My son Christopher Revolution was diagnosed with SMA type-1 just two weeks after his birthday on May 2nd, 2024. Spinal Muscular Atrophy is an extremely rare genetic disease that can be deadly, and often leads to lifelong impairments such as inability to walk, stand, use the bathroom without assistance, or care for themselves in a variety of ways.

I have always had muscular/skeletal problems myself, but I have been left undiagnosed despite seeking medical attention. Apparently, Christopher’s father and I both were carriers for SMA. Christopher has SMA type 1 - the most severe form of SMA.

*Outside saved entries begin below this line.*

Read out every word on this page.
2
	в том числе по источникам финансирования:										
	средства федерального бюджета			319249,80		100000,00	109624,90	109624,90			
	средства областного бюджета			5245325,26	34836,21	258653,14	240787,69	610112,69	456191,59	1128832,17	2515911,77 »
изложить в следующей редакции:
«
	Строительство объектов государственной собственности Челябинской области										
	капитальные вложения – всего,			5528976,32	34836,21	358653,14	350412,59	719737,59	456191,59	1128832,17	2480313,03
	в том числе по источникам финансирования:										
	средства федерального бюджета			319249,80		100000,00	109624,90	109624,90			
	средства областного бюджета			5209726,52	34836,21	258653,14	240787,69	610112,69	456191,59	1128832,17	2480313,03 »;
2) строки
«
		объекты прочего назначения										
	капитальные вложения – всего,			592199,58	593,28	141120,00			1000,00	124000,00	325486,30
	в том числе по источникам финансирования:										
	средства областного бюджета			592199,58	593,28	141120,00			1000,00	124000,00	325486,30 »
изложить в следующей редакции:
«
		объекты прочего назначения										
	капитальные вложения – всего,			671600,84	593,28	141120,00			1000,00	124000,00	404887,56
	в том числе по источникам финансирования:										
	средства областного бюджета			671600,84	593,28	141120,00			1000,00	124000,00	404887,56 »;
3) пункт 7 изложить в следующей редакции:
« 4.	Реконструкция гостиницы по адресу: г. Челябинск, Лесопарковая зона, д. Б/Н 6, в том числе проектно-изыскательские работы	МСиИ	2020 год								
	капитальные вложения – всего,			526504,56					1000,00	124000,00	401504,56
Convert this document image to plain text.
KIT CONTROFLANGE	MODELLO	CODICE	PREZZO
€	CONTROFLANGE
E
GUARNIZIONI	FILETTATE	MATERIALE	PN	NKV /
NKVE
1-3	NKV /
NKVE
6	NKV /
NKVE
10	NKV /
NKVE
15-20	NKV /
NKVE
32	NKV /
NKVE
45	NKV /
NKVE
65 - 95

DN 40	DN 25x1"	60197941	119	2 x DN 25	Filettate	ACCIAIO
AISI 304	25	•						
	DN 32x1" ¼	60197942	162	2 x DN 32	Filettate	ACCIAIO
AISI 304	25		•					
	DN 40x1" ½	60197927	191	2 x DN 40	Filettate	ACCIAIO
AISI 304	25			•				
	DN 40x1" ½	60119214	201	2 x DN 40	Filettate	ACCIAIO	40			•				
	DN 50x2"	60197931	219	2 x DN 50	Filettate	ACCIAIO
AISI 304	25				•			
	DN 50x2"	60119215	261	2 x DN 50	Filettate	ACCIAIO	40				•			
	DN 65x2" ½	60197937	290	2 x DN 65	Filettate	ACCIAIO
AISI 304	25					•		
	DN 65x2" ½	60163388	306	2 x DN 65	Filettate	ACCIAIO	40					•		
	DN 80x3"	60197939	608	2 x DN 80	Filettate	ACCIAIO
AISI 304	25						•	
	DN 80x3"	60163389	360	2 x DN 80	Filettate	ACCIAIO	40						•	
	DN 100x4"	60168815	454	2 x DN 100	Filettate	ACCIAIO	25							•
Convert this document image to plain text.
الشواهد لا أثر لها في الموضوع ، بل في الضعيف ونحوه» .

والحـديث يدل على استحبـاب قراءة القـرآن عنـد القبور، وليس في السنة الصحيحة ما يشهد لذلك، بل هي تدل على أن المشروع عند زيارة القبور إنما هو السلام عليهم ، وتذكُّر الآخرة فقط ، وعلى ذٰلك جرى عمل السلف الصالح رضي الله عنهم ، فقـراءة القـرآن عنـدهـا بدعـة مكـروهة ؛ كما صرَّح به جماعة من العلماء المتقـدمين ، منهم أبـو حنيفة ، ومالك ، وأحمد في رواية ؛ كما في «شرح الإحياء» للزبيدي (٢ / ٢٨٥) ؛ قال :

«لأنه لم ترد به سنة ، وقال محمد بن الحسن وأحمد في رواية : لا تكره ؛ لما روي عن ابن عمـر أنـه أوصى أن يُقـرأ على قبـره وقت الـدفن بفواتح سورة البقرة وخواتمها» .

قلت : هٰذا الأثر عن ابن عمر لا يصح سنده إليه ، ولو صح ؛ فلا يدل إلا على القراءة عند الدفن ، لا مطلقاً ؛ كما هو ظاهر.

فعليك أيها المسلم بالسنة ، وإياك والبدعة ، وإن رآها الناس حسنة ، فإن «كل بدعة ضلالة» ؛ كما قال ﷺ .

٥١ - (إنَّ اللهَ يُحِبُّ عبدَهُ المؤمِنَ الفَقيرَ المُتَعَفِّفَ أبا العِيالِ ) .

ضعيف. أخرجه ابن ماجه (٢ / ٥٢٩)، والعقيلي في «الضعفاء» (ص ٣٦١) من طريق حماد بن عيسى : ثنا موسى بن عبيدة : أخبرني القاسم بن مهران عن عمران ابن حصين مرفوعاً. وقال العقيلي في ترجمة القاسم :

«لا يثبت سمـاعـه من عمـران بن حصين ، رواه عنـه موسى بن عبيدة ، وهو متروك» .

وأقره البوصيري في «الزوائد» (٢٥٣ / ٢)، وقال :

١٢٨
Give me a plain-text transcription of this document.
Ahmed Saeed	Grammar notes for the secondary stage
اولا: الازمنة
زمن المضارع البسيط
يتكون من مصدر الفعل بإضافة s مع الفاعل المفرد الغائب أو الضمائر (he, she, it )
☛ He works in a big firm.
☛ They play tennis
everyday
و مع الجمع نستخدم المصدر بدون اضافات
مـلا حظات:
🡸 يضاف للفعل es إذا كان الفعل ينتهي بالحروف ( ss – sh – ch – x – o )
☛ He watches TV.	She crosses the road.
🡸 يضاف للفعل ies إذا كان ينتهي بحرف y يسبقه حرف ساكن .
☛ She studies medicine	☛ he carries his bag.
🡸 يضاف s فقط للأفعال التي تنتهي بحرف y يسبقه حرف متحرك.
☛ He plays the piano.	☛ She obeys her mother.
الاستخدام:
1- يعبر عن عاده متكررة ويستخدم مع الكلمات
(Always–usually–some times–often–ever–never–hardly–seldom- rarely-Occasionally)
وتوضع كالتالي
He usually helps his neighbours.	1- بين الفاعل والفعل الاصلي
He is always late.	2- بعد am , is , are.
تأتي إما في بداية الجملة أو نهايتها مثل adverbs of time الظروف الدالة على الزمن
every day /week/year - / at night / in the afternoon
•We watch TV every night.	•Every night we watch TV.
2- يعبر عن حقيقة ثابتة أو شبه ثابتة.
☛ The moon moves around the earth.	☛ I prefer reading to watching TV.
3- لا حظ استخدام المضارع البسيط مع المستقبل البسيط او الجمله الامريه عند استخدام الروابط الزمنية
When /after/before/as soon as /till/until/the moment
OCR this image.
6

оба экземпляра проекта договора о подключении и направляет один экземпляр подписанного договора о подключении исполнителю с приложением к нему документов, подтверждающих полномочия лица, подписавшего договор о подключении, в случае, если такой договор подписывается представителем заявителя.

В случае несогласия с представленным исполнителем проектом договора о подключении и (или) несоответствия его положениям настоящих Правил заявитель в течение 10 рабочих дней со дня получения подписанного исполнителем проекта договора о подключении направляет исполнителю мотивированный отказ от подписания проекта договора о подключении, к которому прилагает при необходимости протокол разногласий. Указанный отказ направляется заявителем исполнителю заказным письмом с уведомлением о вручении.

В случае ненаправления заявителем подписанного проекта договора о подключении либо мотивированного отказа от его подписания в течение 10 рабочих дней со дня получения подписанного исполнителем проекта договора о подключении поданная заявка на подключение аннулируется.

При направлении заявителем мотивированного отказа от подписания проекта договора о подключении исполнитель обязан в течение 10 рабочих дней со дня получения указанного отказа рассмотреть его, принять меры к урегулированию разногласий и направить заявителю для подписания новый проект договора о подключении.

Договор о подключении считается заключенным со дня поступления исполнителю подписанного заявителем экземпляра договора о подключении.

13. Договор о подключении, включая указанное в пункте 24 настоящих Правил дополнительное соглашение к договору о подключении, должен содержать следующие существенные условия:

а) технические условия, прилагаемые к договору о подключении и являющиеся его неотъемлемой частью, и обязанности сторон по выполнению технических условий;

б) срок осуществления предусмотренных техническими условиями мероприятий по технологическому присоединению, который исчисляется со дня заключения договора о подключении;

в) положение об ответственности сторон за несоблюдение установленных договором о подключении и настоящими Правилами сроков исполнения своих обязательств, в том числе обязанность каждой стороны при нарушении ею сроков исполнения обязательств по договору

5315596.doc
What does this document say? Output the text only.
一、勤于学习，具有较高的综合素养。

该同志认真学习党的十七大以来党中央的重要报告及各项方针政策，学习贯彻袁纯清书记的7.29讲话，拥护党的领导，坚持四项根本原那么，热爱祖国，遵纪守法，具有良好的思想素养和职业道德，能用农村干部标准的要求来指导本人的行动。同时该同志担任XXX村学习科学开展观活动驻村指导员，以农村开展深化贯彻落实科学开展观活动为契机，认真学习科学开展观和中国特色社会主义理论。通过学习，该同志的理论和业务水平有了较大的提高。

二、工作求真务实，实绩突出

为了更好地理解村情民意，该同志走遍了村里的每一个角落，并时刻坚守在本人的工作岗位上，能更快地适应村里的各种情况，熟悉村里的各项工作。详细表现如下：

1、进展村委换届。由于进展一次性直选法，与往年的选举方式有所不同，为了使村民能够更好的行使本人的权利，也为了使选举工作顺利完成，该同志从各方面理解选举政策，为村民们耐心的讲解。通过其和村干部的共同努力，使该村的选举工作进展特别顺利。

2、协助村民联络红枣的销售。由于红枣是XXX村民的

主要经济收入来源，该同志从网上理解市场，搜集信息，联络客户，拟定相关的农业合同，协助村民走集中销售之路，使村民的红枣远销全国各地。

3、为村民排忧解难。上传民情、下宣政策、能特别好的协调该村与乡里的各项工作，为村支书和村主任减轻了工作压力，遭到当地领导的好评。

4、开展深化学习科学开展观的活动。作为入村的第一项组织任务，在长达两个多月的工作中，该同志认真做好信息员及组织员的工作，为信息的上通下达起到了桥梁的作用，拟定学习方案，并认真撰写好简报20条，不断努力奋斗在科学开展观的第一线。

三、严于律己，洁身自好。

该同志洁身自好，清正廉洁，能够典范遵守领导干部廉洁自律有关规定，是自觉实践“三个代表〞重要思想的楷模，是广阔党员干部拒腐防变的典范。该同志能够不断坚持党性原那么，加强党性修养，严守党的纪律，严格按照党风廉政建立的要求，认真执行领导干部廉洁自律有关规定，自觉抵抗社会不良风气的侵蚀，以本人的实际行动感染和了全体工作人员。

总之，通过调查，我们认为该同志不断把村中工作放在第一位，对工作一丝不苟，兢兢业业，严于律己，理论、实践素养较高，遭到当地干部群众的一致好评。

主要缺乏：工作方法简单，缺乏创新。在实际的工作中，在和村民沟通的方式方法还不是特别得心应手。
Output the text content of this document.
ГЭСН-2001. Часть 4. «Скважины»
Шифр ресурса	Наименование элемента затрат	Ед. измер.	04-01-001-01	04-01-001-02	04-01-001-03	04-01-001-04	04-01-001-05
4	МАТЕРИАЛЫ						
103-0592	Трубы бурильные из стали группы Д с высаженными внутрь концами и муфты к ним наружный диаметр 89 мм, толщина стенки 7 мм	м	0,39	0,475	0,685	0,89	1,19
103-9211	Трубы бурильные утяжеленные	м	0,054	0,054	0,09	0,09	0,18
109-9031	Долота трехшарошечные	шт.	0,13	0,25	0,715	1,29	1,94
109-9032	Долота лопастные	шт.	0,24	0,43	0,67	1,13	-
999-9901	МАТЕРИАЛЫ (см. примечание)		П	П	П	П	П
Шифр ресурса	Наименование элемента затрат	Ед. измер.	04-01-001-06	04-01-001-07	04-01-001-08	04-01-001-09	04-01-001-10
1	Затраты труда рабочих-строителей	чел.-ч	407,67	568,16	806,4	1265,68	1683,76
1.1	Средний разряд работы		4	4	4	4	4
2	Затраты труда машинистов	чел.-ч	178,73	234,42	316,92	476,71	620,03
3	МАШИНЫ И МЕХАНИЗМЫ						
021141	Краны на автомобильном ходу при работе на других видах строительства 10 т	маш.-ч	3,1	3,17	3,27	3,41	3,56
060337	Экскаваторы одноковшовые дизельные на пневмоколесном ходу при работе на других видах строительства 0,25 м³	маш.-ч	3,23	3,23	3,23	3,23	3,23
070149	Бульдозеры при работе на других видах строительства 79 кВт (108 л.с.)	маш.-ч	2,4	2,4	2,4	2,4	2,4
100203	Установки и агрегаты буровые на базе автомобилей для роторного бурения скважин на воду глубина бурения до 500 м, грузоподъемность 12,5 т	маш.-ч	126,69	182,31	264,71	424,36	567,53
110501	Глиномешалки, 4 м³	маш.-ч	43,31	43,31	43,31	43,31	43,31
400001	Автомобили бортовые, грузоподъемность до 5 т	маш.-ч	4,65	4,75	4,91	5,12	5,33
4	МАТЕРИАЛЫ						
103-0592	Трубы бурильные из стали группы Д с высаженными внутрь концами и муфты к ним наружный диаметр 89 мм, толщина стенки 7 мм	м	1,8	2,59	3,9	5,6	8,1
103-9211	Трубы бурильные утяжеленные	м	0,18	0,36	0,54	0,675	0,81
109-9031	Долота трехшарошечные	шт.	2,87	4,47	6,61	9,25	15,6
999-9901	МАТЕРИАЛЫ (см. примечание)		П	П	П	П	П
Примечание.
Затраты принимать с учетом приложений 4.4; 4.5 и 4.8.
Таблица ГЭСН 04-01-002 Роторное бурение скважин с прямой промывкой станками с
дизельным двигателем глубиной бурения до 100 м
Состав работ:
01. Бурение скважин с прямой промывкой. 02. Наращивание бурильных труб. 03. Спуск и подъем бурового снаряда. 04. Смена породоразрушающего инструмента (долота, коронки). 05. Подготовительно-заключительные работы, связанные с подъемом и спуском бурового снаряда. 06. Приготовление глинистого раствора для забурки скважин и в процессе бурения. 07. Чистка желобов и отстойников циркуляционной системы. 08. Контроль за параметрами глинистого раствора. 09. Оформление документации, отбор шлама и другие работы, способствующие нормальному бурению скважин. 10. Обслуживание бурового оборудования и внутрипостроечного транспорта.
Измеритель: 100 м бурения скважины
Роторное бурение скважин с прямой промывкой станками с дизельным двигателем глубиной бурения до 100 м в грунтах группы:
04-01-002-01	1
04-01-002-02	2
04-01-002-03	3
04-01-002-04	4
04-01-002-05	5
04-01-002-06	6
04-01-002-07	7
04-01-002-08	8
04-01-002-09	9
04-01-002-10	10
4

LUCKILY because Christopher is under 2 years old, we were able to receive treatment quickly at Stanford Children’s Hospital on June 20, 2024. This was a six-hour process in which he received an IV infusion of the new drug Zolgensma. Luckily, our insurance Medi-Cal is helping out with most of the hospital and travel expenses. However, there are still expenses left that fall on me. I am requesting help for a new/used reliable car to make it to all of his doctor and lab visits.

Doctors and researchers are still learning about SMA and finding ways to treat this life-threatening disease. Before just 2 years ago there was no way to test for this condition, we would have had to wait until symptoms were noticeable.